Thursday. Screen directions and writing visually. Discussion of imagery and set or locale in scripting. Construction of cinematic space. Making the set speak.
* Team Presentation 4: Dramatic Use of Locale and Cinematic Space
Readings: Russin, Chapter 12, “Narrative“; Lucey, Chapter 9, "Writing Stage Directions."
Week 8. 2/22-24:
Tuesday. Establishing mood through mise en scene and camera work. More work on writing visually in your screenplay.
Readings: Lucey, Chapter 8, "Writing for the Camera."
Thursday. Begin discussion of characters and dramatic structure. Value of character biographies. Ways to get "into" your characters. Character biography assignment, 5 pp. double spaced.

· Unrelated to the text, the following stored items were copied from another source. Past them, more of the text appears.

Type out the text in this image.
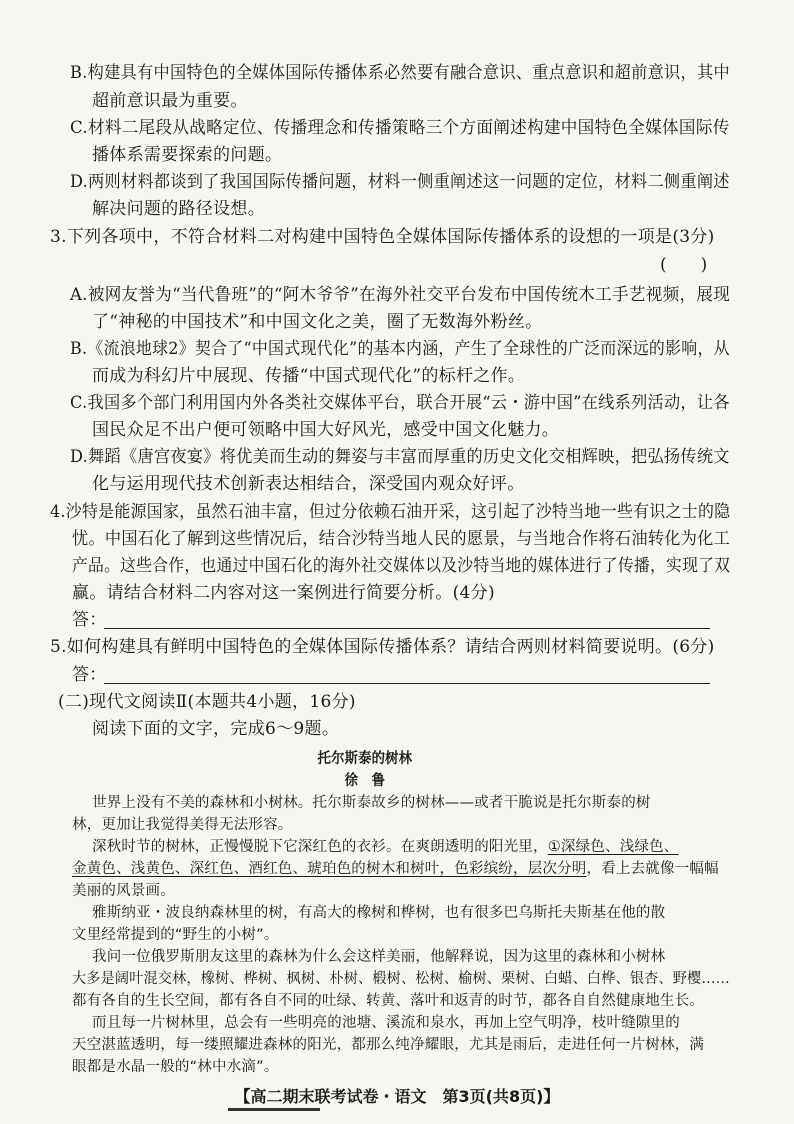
B.构建具有中国特色的全媒体国际传播体系必然要有融合意识、重点意识和超前意识，其中
超前意识最为重要。
C.材料二尾段从战略定位、传播理念和传播策略三个方面阐述构建中国特色全媒体国际传
播体系需要探索的问题。
D.两则材料都谈到了我国国际传播问题，材料一侧重阐述这一问题的定位，材料二侧重阐述
解决问题的路径设想。
3.下列各项中，不符合材料二对构建中国特色全媒体国际传播体系的设想的一项是(3分)
(　　)
A.被网友誉为“当代鲁班”的“阿木爷爷”在海外社交平台发布中国传统木工手艺视频，展现
了“神秘的中国技术”和中国文化之美，圈了无数海外粉丝。
B.《流浪地球2》契合了“中国式现代化”的基本内涵，产生了全球性的广泛而深远的影响，从
而成为科幻片中展现、传播“中国式现代化”的标杆之作。
C.我国多个部门利用国内外各类社交媒体平台，联合开展“云・游中国”在线系列活动，让各
国民众足不出户便可领略中国大好风光，感受中国文化魅力。
D.舞蹈《唐宫夜宴》将优美而生动的舞姿与丰富而厚重的历史文化交相辉映，把弘扬传统文
化与运用现代技术创新表达相结合，深受国内观众好评。
4.沙特是能源国家，虽然石油丰富，但过分依赖石油开采，这引起了沙特当地一些有识之士的隐
忧。中国石化了解到这些情况后，结合沙特当地人民的愿景，与当地合作将石油转化为化工
产品。这些合作，也通过中国石化的海外社交媒体以及沙特当地的媒体进行了传播，实现了双
赢。请结合材料二内容对这一案例进行简要分析。(4分)
答：
5.如何构建具有鲜明中国特色的全媒体国际传播体系？请结合两则材料简要说明。(6分)
答：
(二)现代文阅读Ⅱ(本题共4小题，16分)
阅读下面的文字，完成6～9题。
托尔斯泰的树林
徐　鲁
世界上没有不美的森林和小树林。托尔斯泰故乡的树林——或者干脆说是托尔斯泰的树
林，更加让我觉得美得无法形容。
深秋时节的树林，正慢慢脱下它深红色的衣衫。在爽朗透明的阳光里，①深绿色、浅绿色、
金黄色、浅黄色、深红色、酒红色、琥珀色的树木和树叶，色彩缤纷，层次分明，看上去就像一幅幅
美丽的风景画。
雅斯纳亚・波良纳森林里的树，有高大的橡树和桦树，也有很多巴乌斯托夫斯基在他的散
文里经常提到的“野生的小树”。
我问一位俄罗斯朋友这里的森林为什么会这样美丽，他解释说，因为这里的森林和小树林
【高二期末联考试卷・语文　第3页(共8页)】
大多是阔叶混交林，橡树、桦树、枫树、朴树、椴树、松树、榆树、栗树、白蜡、白桦、银杏、野樱……
都有各自的生长空间，都有各自不同的吐绿、转黄、落叶和返青的时节，都各自自然健康地生长。
而且每一片树林里，总会有一些明亮的池塘、溪流和泉水，再加上空气明净，枝叶缝隙里的
天空湛蓝透明，每一缕照耀进森林的阳光，都那么纯净耀眼，尤其是雨后，走进任何一片树林，满
眼都是水晶一般的“林中水滴”。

Instructions will be given in class, due Thursday, 3/4.
Reading: Russin, Chapter 5, "Character." Lucey, Chapter 4, "The World of the Story."
Week 9. 3/1-3:
Tuesday. Analyze the characters in your treatment.
* Team Presentation 5: Effective Characterization
Thursday. Character biography [10% of grade] due, 5 pp. In paragraph form, double spaced.
Week 10. 3/8-10:
Tuesday. Work on scene outline, pacing.
* Team Presentation 6: Fast Pacing in a Scene
Reading: Russin, Chapter 14, "Rewriting." Lucey, Chapter 11, "Rewriting."
Final project: Write an original screenplay of 25-30 pages for a fictional film or television program. This must be based on the treatment which you wrote earlier It is due on Wednesday, Mar. 16,in Lesage's office 357 PLC by 9 a.m. Slip the script under the door. The script is worth 30% of final grade.
To prepare for the final project, the students must attend a workshop with professor Lesage for the screenplay project beforehand. Students who do not do this can receive a maximum grade of C- on their final project at best.No late papers for final screenplay will be accepted. No incompletes will be given as a course grade.
Anyone who plagiarizes at any time will automatically get an F.